DIGET HANNAH GRACE/IN RE: THE PETITION FOR DECLARATORY RELIEF OF HOSPICIO OBILES AND FOR CANCELLATION OF ERRONEOUS REGISTRATION AS ALIEN. HOSPICIO OBILES, PETITIONER AND APPELLANT, VS. REPUBLIC OF THE PHILIPPINES, OPPOSITOR AND APPELLEE.

IN RE: THE PETITION FOR DECLARATORY RELIEF OF HOSPICIO OBILES AND FOR CANCELLATION OF ERRONEOUS REGISTRATION AS ALIEN. HOSPICIO OBILES, PETITIONER AND APPELLANT, VS. REPUBLIC OF THE PHILIPPINES, OPPOSITOR AND APPELLEE.

 

G. R. No. L-5204, March 27, 1953

 

FACTS:

This case commences from a petition filed by the petitioner who claims to be a Filipino citizen registered in 1941 as a Chinese alien with the office of the treasurer in a municipality because according to him, there was an "erroneous belief and fear of criminal prosecution." This case now presents a petition for declaratory relief that registration might involve the loss of his Filipino citizenship.

Particularly, this case is an appeal from a judgment of the Court of First Instance of Albay wherein it dismisses petitioner-appellant's petition for declaratory relief.
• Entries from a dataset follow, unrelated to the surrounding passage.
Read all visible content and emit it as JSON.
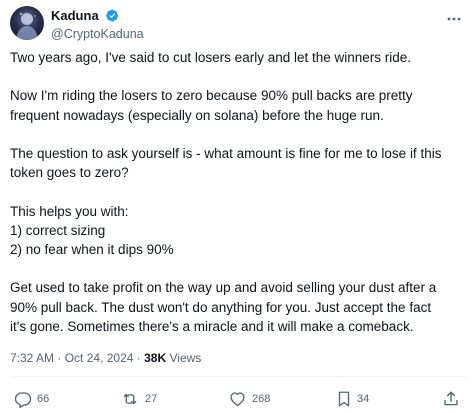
{
  "author": {
    "display_name": "Kaduna",
    "handle": "@CryptoKaduna",
    "verified": true,
    "verified_color": "#1d9bf0"
  },
  "tweet": {
    "lines": [
      "Two years ago, I've said to cut losers early and let the winners ride.",
      "",
      "Now I'm riding the losers to zero because 90% pull backs are pretty",
      "frequent nowadays (especially on solana) before the huge run.",
      "",
      "The question to ask yourself is - what amount is fine for me to lose if this",
      "token goes to zero?",
      "",
      "This helps you with:",
      "1) correct sizing",
      "2) no fear when it dips 90%",
      "",
      "Get used to take profit on the way up and avoid selling your dust after a",
      "90% pull back. The dust won't do anything for you. Just accept the fact",
      "it's gone. Sometimes there's a miracle and it will make a comeback."
    ]
  },
  "meta": {
    "time": "7:32 AM",
    "separator": "·",
    "date": "Oct 24, 2024",
    "views_count": "38K",
    "views_label": "Views"
  },
  "actions": {
    "replies": "66",
    "reposts": "27",
    "likes": "268",
    "bookmarks": "34"
  },
  "icons": {
    "more": "more-horizontal-icon",
    "reply": "reply-icon",
    "repost": "repost-icon",
    "like": "heart-icon",
    "bookmark": "bookmark-icon",
    "share": "share-icon"
  },
  "colors": {
    "text": "#0f1419",
    "secondary": "#536471",
    "divider": "#eff3f4"
  }
}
The petitioner alleges that he is a Filipino citizen by birth and parentage, residing in Bacacay, Albay in the year 1941, because "of erroneous belief and fear of criminal prosecution," petitioner registered himself with the municipal treasurer of Bacacay as Chinese alien, but he never intended to give up his Filipino citizenship by said registration, and that he continued to hold himself out as a Filipino citizen.

The Solicitor-General then filed an opposition stating that the petition has no cause of action and that no actual controversy has arisen against anyone and if the petitioner desires to establish his Filipino citizenship, he should do so in another separate proceeding. The court sustained the opposition stating that there was no actual controversy involved in petitioner's petition because no one disputes the claim of the petitioner, that any declaration the court might render in the premises will not terminate the controversy, and it, therefore, dismissed the petition.

Petitioner claimed in this appeal stating (1) that the lower court erred in holding that no justiciable controversy existed, inasmuch as the Solicitor General, in representation of the Government, has joined issue by filing an opposition, an actual controversy has arisen which is concrete and real, which justifies every specific relief in the form of a pronouncement by the court as to whether the petitioner is a Filipino citizen or not and (2) that the decision will not terminate the controversy.

ISSUE:

Whether or not declaratory relief was the proper action to be instituted.

 

RULING:

The Supreme Court ruled that the registration is not a deed or written instrument on which an action for declaratory relief may be instituted and that the instrument is not a contract in which another party or person is involved. The registration was a unilateral act of the petitioner himself not affecting or binding anyone else but himself, nor creating any right or obligation on the part of any other party or on that of the State and therefore no one has an interest therein except himself. The supposed fear in the mind of the petitioner is not what the law considers as an actual controversy, or a justifiable controversy, which requires the intervention of the courts of justice to predetermine the rights, obligations or liabilities arising therefrom.

The Supreme Court further ruled that the Solicitor General's opposition was not presented to deny the allegations of his complaint but instead, show that he has no cause of action because nobody has ever contested petitioner’s pretensions.  The claim of the appellant that a controversy has arisen because the Solicitor General has opposed his petition is clearly unfounded.

Finally, what the petitioner desires is to be declared a Filipino citizen in spite of his registration as a Chinese citizen. By the contention of the Solicitor General, the petitioner’s remedy is clearly not by an action for declaratory relief.